Age appears to be a critical variable in the ability of the lung to cope with external stress. Alterations in cellular responses associated with environmental toxicants are likely to modify the developmental processes. This would suggest that the timing and interaction between exposure and developmental events appears to play an important role as susceptible targets for environmental perturbation. C57BL/6 mice ages 2, 4, 7, 10, 14, 28, and 56 days were exposed to 2.5 PPM ozone for 4 hours or to a 10-minute inhalation of lipopolysaccharide (LPS) with an estimated deposited dose of 26 EU and examined 2 hours post exposure. Abundance of proinflammatory cytokine and chemokine mRNA were measured by RNase protection assay. After ozone exposure interleukin (IL)-6 was not detected in 2-, 4-, and 7-day-old mice; however, increases of 18- to 20-fold were measured in 10-, 14-, 28-, and 56-day-old mice. Macrophage inhibitory protein (MIP)-2 and cytokine-induced neutrophil chenocettractant (KC) were elevated slightly, with no differences between 2- and 56-day-old mice.

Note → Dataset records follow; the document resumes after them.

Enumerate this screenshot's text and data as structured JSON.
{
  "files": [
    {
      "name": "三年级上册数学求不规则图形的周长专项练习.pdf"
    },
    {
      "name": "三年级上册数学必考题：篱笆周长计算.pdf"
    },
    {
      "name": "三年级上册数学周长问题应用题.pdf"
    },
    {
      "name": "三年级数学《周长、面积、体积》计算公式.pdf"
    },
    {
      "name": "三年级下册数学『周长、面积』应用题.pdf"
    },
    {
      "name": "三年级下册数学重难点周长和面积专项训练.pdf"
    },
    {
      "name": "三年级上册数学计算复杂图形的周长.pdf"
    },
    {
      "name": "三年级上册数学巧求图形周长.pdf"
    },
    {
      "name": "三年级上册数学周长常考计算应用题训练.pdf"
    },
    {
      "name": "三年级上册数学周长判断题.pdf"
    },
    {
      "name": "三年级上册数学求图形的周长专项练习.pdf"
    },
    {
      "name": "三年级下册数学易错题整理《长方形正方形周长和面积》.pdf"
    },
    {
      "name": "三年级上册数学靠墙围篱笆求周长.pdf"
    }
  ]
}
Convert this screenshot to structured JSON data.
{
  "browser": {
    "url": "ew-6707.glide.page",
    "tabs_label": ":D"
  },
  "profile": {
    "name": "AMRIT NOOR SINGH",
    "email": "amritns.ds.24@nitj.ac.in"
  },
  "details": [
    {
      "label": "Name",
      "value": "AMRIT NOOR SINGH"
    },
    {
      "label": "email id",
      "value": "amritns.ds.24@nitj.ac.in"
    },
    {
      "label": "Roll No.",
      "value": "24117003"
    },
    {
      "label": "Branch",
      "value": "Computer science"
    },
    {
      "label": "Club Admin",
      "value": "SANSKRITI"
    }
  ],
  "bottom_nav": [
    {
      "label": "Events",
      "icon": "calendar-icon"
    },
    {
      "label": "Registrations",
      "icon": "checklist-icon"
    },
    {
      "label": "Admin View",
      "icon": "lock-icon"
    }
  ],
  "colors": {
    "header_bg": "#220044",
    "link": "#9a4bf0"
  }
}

After LPS exposure, IL-6 was not detected in 2- and 4-day-old mice; however, 8- to 10-fold increases were measured in 7-, 14-, and 28-day-old mice and approximately 20-fold in 56-day-old mice. IL-1beta was elevated approximately 4-fold at 2 and 4 days of age but was elevated 25- to 30-fold in 7-, 14-, 28-, and 56-day-old mice. MIP-2 and KC mRNA abundance was elevated 25- to 30-fold, with no differences between 2- and 56-day-old mice. These results demonstrate that critical time points exist during lung development to inhaled environmental pollutants and that differences exist in the maturation of inflammatory and epithelial defense mechanisms.